Amara
- Website type: Localization management and crowdsourcing
- Available in: English
- Owners: nonprofit, 501(c)(3) organization
- Website: amara.org/en/
- Current status: active

= Amara (organization) =

Captioning website

Amara, formerly known as Universal Subtitles, is a web-based non-profit project created by the Participatory Culture Foundation that hosts and allows user-subtitled video to be accessed and created. Users upload video through many major video hosting websites such as YouTube, Vimeo, and Ustream to subtitle.

It uses crowdsourcing techniques to subtitle video as well as having a paid service for professionally created subtitles. Users of the project and service include Mozilla, PBS, Khan Academy, Netflix, Twitter, Coursera, Udacity, and Google. Most companies listed have "teams" organized by Amara on the website that focus on translation and caption of videos. Amara claims that it lowers the cost of captioning and translation by at least 95 percent because of their volunteer-based system.

The software for the Amara platform was previously open source software under the GNU Affero General Public License. In January 2020, Amara announced that the platform would become proprietary and closed source, citing that it wanted to have more control over how it is deployed and used, and protect its work from being used by for-profit companies in means that are "inconsistent with its values".

==Grant==
The MacArthur Foundation issued a grant of $100,000 to the Participatory Culture Foundation in December 2010 specifically to support Amara, referencing looking to assist producers of online documentaries and other video creators in both translating and subtitling their productions.
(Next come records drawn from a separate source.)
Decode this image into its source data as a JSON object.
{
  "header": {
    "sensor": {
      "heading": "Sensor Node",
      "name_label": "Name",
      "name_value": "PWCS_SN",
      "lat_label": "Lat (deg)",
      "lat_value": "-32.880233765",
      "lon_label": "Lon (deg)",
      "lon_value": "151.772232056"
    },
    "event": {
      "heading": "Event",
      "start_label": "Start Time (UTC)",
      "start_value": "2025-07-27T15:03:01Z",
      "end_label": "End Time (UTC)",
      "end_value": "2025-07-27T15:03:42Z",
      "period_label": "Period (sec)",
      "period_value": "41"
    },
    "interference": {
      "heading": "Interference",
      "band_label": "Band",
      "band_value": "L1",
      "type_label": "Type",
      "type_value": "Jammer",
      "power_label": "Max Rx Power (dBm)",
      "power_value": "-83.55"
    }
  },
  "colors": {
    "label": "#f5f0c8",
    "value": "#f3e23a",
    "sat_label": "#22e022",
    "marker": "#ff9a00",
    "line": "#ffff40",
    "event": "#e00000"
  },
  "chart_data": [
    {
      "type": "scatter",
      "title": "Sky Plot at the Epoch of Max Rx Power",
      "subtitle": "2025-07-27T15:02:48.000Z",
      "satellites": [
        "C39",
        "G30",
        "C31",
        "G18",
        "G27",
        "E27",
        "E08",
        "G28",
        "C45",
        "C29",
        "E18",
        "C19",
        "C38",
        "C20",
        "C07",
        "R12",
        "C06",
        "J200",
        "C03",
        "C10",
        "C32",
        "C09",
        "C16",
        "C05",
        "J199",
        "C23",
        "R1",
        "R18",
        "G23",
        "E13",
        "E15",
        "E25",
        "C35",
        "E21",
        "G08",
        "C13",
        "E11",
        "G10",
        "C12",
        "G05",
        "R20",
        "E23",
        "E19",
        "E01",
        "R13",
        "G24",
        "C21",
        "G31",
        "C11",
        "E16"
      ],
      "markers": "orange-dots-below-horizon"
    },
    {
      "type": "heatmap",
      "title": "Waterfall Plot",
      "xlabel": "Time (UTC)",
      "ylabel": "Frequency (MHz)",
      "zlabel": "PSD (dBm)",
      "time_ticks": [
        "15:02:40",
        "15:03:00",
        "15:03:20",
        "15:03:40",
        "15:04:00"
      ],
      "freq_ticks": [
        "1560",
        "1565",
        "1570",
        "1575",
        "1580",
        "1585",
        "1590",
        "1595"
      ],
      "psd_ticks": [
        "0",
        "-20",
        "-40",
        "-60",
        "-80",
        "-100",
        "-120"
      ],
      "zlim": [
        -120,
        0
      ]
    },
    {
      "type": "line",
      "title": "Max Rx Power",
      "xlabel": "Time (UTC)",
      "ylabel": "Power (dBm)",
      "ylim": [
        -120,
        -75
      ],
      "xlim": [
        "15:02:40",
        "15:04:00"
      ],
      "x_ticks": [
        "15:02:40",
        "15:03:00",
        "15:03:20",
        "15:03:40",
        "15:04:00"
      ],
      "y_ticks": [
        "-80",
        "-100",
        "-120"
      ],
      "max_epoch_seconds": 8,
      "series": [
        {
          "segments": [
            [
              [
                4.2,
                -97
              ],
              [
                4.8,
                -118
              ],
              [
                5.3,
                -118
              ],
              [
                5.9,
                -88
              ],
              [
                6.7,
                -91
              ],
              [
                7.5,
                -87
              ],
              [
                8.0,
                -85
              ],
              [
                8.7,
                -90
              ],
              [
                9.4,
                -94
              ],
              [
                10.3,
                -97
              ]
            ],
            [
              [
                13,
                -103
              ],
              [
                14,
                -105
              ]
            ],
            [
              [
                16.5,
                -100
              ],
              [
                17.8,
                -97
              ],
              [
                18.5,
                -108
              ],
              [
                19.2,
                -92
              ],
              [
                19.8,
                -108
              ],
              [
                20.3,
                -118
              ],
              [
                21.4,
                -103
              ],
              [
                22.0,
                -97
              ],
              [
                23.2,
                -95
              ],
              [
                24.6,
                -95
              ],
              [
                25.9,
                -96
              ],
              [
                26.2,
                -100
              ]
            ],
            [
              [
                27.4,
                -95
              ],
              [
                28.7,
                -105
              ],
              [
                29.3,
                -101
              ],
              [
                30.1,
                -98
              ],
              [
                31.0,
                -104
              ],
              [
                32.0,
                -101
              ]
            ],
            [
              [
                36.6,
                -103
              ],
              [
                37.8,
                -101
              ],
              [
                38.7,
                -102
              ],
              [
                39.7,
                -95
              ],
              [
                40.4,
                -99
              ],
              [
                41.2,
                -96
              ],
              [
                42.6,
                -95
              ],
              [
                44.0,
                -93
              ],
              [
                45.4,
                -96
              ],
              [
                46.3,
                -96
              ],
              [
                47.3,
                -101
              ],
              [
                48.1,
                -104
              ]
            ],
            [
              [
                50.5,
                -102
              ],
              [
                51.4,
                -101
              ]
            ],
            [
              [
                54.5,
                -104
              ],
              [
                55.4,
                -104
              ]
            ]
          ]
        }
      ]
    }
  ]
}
Mozilla and the Knight Foundation invested a total of 1 million dollars into the project in 2011, citing support of global translations and the open web. Mozilla awarded a grant of $100,000 in 2011, while the Knight Foundation provided $250,000 in 2012. Amara first hosted a "Translation Party" with PBS NewsHour in order to attempt to translate an interview into as many languages as possible on December 23, 2010, then gained a partnership with PBS NewsHour in 2012 with a focus on translating videos to languages other than English. Amara has been utilized by educational web start-ups Khan Academy and Coursera in order to allow for subtitles on public educational videos, with Coursera CEO stating that it was important to making accessible content to learners who did not have English as a first language. In 2013, Amara released a feature that allowed users to connect their YouTube accounts to Amara and create subtitles for free that would show on both platforms. The website released an improved subtitling platform with this feature.

==Name change==
Amara announced an official name transition from Universal Subtitles on April 5, 2012. The announcement cited the growth of the platform and increased potential to branch out of subtitling by using a less specific name. The name was chosen for several unspecified associations, but the announcement mentions the Spanish verb amar (to love) and that the word in Sanskrit means eternal.

==Partnership==
Taghreedat and Amara announced a partnership on August 30, 2013, in order to expand Arabic outreach through collaboration and increasing accessibility. The Amara interface was translated and integrated completely in Arabic as a result. On December 14, 2013, Amazon Smile listed Amara as one of its options for donation.

== Educational platform==
Ensemble Video, a multi-focused video company, partnered and integrated their service with Amara's subtitling editor on October 27, 2015, being the first higher-education educational platform to do so. On October 17, 2014, Amara launched a new homepage design, and on April 7, 2015, Amara switched its platform to a new API.

==Awards==
Amara received a Tech Award in 2011 in the Equality category. The FCC presented the Advancement in Accessibility Award to Amara on October 28, 2011. It received the ninth Intercultural Innovation Award, a combined effort from the United Nations Alliance of Civilizations and the BMW Group, in 2011 for "bridging the gap" between languages.